Thursday, April 21, 2011

Color-Coded Bread Bag Ties: Who Knew?

So, I was on g-chat talking with one of my fabulous best friends and she sent me a link to this article about color-coded bread bag ties.  Did you know there's a way to help figure out how fresh store-bought bread is?  I didn’t!!!!  This is unbelievable to me.  All you have to do is look at the twist-tie or plastic tab that keeps the bag closed.  Turns out, it's color-coded to reflect the day that the bread is baked.  HOW AWESOME IS THAT?  It seems unlikely but dug into it and found that it became an almost-universal practice among commercial bakeries as a way to help grocery store restockers recognize which loaves to replace on their shelves.

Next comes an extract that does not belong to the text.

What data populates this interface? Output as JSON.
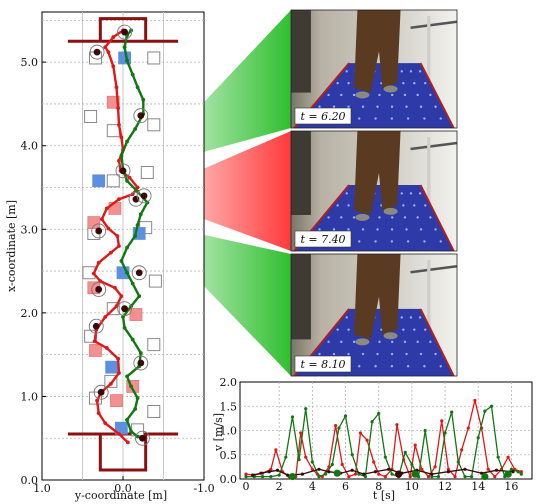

To remember which color is which day, put the colors in alphabetical order. Here's the breakdown:
  • Blue: Monday
  • Green: Tuesday
  • Red: Thursday
  • White: Friday
  • Yellow: Saturday

This whole system was set up to help the supermarkets and grocers identify which bread was new, which was getting old (so it can be put on sale), and which was out of date and needed to be removed from the shelves. As a general rule of thumb, you should only see two colors of tags on the shelves at any one time, or three maximum for those days when bread wasn't delivered. But that doesn’t stop the old bread from sneaking in though.  Do a check next time and see for yourself.

There are certainly some exceptions to this practice so they don’t recommend relying on it exclusively to determine freshness. Some bakeries will use their own color-coding systems or only one color altogether, and always remember that the date on the tag is the date the bread needs to be sold by, not the date it was baked on.

Now…..we just want to know why bread isn't baked on Wednesdays.

Do you know of any other food packaging color-codes?



  1. oh my gosh I've never noticed that before! Now I know I'll be checking it out each time I go grocery shopping ha

  2. I know, me either!!!! How interesting, right?